La exposición que la semana pasada hizo Berni en el Senado, ante la Comisión Bicameral de Fiscalización de los Organismos y Actividades de Seguridad Interior, fue aleccionadora no sólo por su análisis de los problemas planteados por el narcotráfico sino también por la luz que echó sobre la confusión imperante en las filas gubernamentales. Además de contradecir al jefe de Gabinete, Jorge Capitanich, que había negado la posibilidad de que existieran pistas clandestinas, Berni confirmó que es el ministro de Seguridad de facto, ya que la titular formal, María Cecilia Rodríguez, que lo acompañaba, no tiene la menor idea de lo que ocurría en el ámbito de su incumbencia. En sus propias palabras, la funcionaria es «una experta en emergencias ambientales» y parecería que no le interesan demasiado los temas de seguridad. Se entiende: como tantos otros miembros del gobierno de la presidenta Cristina Fernández de Kirchner, Rodríguez debe su cargo a su militancia, no a sus eventuales dotes administrativas o conocimientos especializados. En cuanto a Berni, es de suponer que prefiere disponer del poder de un ministro sin tener que preocuparse por las tareas burocráticas propias de tal función.

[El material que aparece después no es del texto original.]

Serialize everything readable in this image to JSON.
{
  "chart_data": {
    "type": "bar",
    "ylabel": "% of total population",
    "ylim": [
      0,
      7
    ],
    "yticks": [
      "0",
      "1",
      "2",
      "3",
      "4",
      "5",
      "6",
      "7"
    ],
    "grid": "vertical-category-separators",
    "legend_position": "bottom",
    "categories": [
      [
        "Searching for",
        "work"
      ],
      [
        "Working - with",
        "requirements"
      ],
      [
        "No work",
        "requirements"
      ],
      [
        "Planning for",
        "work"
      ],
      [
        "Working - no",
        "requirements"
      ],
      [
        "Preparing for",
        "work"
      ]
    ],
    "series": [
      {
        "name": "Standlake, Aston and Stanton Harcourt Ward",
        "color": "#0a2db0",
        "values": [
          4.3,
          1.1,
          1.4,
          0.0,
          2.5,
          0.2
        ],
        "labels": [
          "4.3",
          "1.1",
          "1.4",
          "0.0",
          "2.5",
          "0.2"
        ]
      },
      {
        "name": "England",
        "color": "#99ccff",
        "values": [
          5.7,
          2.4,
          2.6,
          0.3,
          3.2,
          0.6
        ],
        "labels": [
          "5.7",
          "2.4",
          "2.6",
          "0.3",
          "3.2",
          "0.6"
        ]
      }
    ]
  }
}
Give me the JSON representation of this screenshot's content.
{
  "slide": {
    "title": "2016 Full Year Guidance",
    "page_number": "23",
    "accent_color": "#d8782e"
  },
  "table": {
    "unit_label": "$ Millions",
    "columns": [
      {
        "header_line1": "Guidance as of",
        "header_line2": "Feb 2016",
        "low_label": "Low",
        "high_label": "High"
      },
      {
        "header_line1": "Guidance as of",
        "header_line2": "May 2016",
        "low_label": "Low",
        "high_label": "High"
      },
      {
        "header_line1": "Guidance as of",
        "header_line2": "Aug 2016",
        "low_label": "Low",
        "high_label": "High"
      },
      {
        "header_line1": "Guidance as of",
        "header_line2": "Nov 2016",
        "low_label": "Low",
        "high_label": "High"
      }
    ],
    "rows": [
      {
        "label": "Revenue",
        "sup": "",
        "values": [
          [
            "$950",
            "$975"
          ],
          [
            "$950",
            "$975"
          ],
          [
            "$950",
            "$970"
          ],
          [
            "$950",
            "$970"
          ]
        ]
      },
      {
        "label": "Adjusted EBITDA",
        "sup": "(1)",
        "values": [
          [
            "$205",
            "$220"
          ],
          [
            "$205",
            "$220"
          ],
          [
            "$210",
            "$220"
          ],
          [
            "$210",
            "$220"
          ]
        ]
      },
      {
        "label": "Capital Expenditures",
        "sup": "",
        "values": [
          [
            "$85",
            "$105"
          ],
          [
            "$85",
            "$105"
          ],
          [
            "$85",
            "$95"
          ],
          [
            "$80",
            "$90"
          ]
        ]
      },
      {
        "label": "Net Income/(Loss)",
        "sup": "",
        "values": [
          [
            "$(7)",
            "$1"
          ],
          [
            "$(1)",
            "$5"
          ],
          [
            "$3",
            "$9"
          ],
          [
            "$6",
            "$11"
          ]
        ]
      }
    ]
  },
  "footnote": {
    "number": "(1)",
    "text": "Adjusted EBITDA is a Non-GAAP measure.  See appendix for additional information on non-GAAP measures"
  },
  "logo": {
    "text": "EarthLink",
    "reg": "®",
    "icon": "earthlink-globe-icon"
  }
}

Sea como fuere, es penosamente evidente que, durante años, el gobierno nacional ha minimizado la magnitud de los problemas planteados por el narcotráfico, cuya expansión en el país ha contribuido mucho a hacer más violento el delito. Tal como ha sucedido frente a otros flagelos, como la inflación y la decadencia de la educación tanto pública como privada, la estrategia kirchnerista se ha basado en la noción de que si se niega a prestarle atención no tardará en desaparecer. Por desgracia, en el mundo real, que dista de ser el del relato, minimizar la importancia de un problema no equivale a solucionarlo. Antes bien, asegura que, andando el tiempo, adquirirá proporciones cada vez más alarmantes, como en efecto ha ocurrido. Debido a la negligencia oficial, el narcotráfico se ha instalado no sólo en las provincias norteñas en las que abundan las pistas de aterrizaje, clandestinas o declaradas, sino también en Rosario, la Capital Federal, el conurbano bonaerense donde, según Berni, «se escabulle en las villas», y otras zonas del país. Erradicarlo o, cuando menos, impedir que siga creciendo, no resultará fácil en absoluto. Requerirá un esfuerzo conjunto de todos los organismos vinculados con la seguridad y también una ofensiva auténtica contra la corrupción que, tanto aquí como en los demás países, brinda a los narcotraficantes miles de cómplices poderosos en los gobiernos nacional y provinciales, la policía y, desde luego, la Justicia que, aunque sólo fuera por omisión, los ayudan a consolidarse.